The Songhua River incident showed us a few things: China is at a stage where enterprise lacks the necessary environmental protection capabilities; the types of pollution are also becoming more complicated; inherent problems continue to trouble certain regions; law enforcement and environmental protection monitoring functions are weak; our response mechanism is inadequate.

SEPA should always be on high alert, reinforce the collaboration between departments on crisis response and management, enhance pollution prevention and control, and rigidly enforce regulations on the examination and approval of new development projects.

As far as the government is concerned, it must be fully aware of the cost of environmental pollution prevention and control, implement proper zone planning along the rivers and lakes, establish mechanisms to prevent and control pollution that include a civil compensation and social insurance system for environmental damage.

CBN: What policies and regulations on environmental protection will be implemented during the 2006-2010 period?

Yang: I would like to say that environmental protection and economic development are organic processes.
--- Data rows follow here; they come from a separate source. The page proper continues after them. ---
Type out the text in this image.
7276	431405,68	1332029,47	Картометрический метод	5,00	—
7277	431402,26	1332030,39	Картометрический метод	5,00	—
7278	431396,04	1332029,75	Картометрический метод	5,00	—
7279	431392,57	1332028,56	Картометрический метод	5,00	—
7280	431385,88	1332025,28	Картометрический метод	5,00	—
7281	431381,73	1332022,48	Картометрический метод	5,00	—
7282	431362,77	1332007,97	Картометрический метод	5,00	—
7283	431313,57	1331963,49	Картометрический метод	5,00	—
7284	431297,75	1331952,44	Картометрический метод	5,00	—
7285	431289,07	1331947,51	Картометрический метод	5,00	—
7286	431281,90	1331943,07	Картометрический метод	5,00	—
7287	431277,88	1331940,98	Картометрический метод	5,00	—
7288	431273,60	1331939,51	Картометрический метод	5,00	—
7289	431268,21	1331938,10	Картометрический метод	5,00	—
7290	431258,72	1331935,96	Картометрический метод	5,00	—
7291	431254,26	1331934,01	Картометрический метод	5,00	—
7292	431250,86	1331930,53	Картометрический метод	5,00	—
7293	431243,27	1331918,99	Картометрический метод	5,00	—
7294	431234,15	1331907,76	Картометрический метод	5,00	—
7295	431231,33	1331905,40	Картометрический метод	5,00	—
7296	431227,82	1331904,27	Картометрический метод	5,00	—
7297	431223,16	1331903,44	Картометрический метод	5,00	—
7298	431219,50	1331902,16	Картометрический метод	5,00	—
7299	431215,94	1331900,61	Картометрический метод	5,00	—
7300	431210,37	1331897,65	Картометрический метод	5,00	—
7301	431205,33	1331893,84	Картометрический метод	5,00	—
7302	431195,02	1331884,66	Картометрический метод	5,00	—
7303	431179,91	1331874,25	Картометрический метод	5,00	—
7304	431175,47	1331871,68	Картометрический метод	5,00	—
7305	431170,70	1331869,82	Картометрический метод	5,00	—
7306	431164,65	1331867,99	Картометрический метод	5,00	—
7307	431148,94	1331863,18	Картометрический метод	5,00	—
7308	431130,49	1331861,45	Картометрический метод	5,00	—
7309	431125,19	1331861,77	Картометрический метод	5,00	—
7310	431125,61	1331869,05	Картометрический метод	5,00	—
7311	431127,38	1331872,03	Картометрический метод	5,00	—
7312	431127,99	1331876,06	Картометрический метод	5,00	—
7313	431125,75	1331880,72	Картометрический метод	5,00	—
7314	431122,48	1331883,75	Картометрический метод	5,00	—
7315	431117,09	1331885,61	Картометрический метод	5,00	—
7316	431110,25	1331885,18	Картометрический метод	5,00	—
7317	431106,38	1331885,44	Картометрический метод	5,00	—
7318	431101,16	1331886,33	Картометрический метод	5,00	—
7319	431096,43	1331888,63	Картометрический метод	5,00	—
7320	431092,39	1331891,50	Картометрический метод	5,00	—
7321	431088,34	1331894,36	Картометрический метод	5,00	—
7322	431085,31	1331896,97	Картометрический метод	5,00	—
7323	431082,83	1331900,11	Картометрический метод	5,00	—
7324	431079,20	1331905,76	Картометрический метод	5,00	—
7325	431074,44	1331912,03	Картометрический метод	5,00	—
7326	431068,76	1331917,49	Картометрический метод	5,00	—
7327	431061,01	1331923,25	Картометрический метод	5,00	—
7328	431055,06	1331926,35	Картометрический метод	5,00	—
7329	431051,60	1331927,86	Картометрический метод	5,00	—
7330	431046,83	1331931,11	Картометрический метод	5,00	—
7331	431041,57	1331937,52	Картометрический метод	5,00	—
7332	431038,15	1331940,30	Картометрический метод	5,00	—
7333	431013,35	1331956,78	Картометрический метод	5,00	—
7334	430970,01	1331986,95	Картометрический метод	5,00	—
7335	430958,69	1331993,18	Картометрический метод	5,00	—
The sixth national conference on environmental protection has called for a shift from a blinkered focus on economic development, to the detriment of environmental protection, to one that pays equal attention to both.

With regard to policy-making, it is crucial to abide by the rules established by the following three systems: environmental impact evaluation, contamination discharge and emission control, and environmental protection target responsibility.

The environmental impact evaluation system sets standards that enterprises must meet. This ensures that pollution and ecological destruction are prevented from the beginning.

The second system provides for accountability and liability of anyone including local government officials and central government ministers found responsible for pollution.

And finally, the third system requires that targets are rigidly assessed, laws strictly enforced, and the relevant punishment or incentives handed out.